Depuis quelques années, Erik Truffaz remplit les salles où il se produit. Cette année, il a rempli la Cigale et l'Olympia à Paris et pour les 20 ans du New Morning, les trois soirs sont déjà complets. Côté vente d'albums, ça se passe aussi bien à l'international qu'en France, 60 000 ventes en moyenne par album, tous pays confondus. En sachant que la profession considère que 10.000 exemplaires vendus en jazz équivaut à 100.000 ventes pour la pop. Hors St Germain, dans la catégorie nouveauté jazz, Erik Truffaz est l'artiste qui rencontre le plus de succès auprès du public. Extrêmement sensible et épurée, sa musique est tout sauf intellectuelle. Ce qui ne va pas de soi. "Je n'ai pas de facilités pour composer, ça me prend du temps, je cherche de longues heures. En fait, je jette beaucoup et en général, je trouve que les gens ne jettent pas assez. Je pense qu'on ne devrait garder que 20% des musiques qui sortent". Qu'on ne se méprenne pas, c'est dit avec humilité, non pas avec arrogance…

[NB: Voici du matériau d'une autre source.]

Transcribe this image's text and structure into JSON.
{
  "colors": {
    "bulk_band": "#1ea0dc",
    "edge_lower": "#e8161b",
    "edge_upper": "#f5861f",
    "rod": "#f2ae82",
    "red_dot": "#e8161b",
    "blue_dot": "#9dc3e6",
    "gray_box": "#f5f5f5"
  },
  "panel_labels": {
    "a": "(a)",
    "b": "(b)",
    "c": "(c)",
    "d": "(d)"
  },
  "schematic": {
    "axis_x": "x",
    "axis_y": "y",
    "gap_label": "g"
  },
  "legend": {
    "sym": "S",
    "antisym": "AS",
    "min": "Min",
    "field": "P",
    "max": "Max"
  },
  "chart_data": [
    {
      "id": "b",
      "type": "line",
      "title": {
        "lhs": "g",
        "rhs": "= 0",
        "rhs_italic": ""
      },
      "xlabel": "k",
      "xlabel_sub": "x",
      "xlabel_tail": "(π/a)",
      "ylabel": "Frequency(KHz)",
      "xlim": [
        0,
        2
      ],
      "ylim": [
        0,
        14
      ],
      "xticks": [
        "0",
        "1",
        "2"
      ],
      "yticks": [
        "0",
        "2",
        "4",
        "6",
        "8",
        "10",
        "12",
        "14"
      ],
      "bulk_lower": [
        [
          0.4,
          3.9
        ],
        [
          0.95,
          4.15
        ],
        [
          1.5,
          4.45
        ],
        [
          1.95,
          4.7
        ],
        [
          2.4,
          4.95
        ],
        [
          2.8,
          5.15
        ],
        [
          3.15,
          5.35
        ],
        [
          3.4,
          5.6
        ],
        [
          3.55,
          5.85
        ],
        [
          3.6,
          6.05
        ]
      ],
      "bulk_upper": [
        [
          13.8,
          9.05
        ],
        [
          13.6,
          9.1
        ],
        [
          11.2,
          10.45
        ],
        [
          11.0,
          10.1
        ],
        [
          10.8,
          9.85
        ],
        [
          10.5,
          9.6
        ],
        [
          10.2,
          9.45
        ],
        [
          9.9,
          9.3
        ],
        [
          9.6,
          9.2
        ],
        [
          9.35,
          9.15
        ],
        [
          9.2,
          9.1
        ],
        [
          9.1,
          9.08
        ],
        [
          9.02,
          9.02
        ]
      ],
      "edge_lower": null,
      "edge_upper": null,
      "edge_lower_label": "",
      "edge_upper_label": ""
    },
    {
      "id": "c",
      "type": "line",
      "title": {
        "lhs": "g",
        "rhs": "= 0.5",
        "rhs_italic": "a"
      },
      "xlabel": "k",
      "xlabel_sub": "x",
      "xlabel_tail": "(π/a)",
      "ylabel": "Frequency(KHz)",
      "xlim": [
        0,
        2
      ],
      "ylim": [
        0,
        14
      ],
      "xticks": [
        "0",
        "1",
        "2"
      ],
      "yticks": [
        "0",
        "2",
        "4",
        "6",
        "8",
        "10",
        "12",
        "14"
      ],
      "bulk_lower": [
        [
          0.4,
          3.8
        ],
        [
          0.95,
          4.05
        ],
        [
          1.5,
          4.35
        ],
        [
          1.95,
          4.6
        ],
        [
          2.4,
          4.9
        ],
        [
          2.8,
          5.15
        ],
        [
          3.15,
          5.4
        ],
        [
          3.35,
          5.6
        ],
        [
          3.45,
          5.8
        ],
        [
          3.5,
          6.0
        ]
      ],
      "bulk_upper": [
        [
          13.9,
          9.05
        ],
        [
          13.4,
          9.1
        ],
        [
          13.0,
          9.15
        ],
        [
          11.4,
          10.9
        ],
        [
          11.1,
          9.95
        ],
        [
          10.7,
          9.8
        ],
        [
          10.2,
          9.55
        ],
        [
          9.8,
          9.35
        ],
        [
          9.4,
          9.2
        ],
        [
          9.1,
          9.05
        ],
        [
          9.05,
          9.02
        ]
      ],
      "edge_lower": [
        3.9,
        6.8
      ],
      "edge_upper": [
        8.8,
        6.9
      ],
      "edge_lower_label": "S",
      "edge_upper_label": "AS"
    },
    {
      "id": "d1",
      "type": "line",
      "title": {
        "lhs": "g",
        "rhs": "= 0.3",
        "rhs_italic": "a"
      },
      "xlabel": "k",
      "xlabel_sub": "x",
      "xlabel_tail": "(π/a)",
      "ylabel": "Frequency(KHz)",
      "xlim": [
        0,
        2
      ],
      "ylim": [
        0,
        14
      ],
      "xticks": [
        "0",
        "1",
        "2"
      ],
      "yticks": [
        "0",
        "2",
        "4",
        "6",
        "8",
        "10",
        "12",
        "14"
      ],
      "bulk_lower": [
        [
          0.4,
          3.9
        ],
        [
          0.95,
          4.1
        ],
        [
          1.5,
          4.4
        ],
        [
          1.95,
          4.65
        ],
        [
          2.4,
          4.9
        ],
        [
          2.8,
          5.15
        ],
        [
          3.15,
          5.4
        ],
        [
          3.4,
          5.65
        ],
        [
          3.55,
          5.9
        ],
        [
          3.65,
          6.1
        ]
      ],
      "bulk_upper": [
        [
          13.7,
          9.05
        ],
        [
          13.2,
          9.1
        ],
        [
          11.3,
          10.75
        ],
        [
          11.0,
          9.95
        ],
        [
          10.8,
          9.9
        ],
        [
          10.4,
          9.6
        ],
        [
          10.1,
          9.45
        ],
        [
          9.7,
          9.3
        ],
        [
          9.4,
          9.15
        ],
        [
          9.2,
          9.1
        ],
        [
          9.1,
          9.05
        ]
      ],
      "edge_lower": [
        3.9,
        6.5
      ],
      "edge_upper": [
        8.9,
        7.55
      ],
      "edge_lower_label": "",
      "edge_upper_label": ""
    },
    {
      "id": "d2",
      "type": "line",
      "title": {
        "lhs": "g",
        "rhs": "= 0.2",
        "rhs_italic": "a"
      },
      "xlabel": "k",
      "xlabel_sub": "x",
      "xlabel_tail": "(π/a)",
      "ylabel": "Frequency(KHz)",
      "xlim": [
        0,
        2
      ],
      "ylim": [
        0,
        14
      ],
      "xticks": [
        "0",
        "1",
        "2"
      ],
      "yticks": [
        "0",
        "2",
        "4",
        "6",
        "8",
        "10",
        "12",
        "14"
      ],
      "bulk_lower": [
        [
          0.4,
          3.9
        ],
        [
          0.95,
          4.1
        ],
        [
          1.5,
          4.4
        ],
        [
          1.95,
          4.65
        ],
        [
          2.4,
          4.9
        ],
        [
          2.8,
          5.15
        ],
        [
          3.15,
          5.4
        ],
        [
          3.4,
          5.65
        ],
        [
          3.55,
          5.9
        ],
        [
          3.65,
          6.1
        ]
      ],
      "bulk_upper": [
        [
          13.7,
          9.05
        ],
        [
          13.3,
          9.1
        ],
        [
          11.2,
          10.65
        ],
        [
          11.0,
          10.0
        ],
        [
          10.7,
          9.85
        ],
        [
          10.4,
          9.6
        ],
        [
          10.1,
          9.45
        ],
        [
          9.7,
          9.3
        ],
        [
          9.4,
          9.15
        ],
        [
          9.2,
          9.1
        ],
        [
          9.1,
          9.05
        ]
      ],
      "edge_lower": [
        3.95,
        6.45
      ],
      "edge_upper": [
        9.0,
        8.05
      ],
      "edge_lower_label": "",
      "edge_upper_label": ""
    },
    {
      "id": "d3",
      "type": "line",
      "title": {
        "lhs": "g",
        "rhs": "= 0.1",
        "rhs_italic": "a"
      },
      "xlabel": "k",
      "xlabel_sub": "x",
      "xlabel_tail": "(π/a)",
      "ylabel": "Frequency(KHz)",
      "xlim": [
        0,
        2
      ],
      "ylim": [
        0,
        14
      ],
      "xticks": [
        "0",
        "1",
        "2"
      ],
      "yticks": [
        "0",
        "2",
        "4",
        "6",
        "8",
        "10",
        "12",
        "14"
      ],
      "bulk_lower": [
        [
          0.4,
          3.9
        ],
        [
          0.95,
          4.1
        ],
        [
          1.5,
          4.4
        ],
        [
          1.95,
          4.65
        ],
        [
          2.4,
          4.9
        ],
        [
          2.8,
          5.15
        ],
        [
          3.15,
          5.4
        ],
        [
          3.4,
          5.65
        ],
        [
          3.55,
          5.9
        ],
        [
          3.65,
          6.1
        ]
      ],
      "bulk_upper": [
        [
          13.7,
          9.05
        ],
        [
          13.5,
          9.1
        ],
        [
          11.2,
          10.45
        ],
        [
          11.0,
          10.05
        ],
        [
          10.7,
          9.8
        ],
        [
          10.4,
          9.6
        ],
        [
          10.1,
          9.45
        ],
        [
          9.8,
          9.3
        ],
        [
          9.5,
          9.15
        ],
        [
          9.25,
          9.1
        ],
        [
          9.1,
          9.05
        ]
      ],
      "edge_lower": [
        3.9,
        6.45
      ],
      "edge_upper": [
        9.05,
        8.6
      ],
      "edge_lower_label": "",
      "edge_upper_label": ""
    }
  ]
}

L'épure, la spiritualité, c'est justement ce qu'il cherche. Lui, il appelle cela le mystère : "Sans le mystère et les climats qui sont autour de ça, je n'ai aucun intérêt à faire de la musique. Ce que je cherche, c'est quelque chose du cœur qui relie avec le ciel et la terre." En ces temps mouvementés, n'hésitez pas à écouter Mantis, un album qui porte le nom d'un homme sage et généreux rencontré aux Etats-Unis par le trompettiste. La musique d'Erik Truffaz est un souffle, une prière pour les non croyants.

Erik Truffaz Mantis Blue Note-EMI 2001
Sort en France, Suisse, Belgique et simultanément en Europe.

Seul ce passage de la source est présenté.